All you have done is created a dualism between physical and mental/spiritual in which thoughts all relate to each other causally, which reaches down and causes effects in a physical world. What you get from this physical/spiritual or mind/body dualism is nothing more than a more complicated form of determinism: two-world determinism, in which the two realities combine to be deterministic but the physical reality by itself is not deterministic.
You've pushed back determinism another level, that is all. You have not resolved the issue in any meaningful way. If you are not doing this, then you must assent to indetermnism, and argue that our thoughts are not caused - so my choices and desires just spring into existence with no cause whatsoever. Either choices are caused, or they are not - there is no "half-causing" there is no "mere influence" as you keep prattling about.
You say that there is no freedom in naturalism because everything is determined, but how do you propose that there IS freedom in your dualistic determinism, your two-level determinism? You've simply added another half and together your dualistic combines into one large deterministic universe.
This is what I am getting at when I say that not only do we not have "free will", the concept itself doesn't even make any sense. There is no imaginable scenario where there is a meaningful notion of 'freedom'. This is why I said
over and over that my argument does NOT rest on the assumption of naturalism, because my argument applies to your frivolous conjecturing of a spirit world too - it renders it just as erroneous and deterministic as a monistic naturalism.

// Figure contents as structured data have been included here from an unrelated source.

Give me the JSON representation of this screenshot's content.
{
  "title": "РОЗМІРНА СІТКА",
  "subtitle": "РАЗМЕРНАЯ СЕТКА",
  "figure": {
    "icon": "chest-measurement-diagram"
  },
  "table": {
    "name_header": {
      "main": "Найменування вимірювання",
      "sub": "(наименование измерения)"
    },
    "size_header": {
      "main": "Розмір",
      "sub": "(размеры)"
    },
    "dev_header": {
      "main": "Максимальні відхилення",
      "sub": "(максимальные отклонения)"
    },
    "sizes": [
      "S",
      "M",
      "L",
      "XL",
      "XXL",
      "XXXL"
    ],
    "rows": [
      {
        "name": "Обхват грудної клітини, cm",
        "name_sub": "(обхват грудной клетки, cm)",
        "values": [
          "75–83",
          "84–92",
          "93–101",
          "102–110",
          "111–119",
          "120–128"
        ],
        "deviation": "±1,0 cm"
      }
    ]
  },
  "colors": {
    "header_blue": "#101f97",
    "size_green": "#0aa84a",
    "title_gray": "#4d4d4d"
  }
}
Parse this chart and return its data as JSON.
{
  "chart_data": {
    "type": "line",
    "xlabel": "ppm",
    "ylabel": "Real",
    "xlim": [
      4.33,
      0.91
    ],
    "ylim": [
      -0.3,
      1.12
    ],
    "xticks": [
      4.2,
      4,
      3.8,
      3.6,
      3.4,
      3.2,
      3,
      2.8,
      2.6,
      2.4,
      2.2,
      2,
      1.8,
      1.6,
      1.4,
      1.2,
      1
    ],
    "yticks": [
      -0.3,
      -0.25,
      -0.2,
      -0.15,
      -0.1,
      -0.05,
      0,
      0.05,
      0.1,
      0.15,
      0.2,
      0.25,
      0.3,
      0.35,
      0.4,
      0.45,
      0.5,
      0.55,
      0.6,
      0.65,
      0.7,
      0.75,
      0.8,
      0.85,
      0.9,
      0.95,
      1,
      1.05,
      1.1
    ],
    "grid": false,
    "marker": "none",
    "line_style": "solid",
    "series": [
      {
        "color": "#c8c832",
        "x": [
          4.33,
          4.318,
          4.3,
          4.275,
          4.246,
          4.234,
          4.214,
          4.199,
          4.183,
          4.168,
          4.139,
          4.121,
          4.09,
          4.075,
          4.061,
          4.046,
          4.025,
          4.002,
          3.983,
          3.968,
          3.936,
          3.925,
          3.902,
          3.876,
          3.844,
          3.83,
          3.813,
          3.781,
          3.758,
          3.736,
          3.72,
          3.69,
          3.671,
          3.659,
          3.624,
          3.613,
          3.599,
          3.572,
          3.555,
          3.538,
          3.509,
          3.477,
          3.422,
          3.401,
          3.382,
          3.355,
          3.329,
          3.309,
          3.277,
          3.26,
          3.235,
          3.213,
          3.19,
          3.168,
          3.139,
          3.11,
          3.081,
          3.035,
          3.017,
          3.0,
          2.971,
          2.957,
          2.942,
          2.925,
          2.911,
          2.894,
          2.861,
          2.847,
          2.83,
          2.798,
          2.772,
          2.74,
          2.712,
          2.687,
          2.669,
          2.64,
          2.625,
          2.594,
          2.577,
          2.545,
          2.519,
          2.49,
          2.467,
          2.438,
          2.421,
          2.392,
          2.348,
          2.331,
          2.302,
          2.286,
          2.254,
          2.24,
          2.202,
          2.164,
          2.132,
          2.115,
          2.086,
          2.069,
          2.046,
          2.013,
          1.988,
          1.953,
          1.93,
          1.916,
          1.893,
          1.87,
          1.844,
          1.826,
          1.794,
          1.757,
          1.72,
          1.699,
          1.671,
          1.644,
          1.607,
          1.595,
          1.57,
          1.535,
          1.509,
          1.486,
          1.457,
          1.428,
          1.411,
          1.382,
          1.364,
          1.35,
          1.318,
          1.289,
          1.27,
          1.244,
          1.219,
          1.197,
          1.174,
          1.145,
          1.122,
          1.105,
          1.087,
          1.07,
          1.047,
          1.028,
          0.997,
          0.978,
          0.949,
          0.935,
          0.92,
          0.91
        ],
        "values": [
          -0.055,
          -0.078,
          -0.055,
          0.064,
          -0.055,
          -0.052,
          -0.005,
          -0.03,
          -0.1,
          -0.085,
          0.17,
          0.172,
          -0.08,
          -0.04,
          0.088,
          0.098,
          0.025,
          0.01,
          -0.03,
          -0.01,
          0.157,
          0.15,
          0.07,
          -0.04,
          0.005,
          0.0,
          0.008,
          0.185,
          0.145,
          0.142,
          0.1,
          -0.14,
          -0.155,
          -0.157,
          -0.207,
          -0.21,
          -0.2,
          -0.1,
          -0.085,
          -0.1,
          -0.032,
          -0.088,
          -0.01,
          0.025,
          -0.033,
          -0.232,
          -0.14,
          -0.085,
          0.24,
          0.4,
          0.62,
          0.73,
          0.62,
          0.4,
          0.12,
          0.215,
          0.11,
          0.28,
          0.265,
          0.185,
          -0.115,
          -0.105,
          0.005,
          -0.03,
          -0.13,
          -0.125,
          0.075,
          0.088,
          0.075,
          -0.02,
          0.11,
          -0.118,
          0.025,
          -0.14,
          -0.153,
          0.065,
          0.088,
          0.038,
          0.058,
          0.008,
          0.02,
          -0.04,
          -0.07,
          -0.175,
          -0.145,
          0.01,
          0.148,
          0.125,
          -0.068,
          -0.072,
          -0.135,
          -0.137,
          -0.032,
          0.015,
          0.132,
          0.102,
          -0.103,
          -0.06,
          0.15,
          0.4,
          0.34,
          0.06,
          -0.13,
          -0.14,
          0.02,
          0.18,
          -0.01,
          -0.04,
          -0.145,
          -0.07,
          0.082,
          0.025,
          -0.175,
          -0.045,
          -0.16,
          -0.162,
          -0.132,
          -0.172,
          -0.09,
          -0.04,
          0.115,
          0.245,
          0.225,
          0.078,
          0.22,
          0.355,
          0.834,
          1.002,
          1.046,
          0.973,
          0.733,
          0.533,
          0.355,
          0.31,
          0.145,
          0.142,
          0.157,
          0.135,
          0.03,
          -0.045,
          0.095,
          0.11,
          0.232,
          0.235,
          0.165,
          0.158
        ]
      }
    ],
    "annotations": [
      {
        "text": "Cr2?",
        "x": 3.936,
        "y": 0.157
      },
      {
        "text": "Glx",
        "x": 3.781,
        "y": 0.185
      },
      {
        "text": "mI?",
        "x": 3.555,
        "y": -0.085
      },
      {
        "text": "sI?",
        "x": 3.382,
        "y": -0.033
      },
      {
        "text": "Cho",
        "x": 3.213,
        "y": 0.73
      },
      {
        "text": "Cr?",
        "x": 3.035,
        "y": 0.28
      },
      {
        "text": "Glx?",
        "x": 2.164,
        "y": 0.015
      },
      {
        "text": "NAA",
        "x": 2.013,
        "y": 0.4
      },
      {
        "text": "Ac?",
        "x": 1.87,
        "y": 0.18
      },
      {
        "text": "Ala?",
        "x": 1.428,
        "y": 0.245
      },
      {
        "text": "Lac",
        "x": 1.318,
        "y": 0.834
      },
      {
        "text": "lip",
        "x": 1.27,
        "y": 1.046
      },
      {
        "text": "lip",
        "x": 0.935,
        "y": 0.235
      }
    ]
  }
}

You are playing a game, you seem to be arguing with sleight of hand, hiding the problem I have presented of determinism in your spirit realm. I say that freedom is incomapatible with determinism, and you say "Now you see it... now you don't!" and hide the determinism behind your back, in the "spirit world".
Unfortunately for you, your trick does not work, and even more unfortunately for you, I don't even think that YOU realize it doesn't work.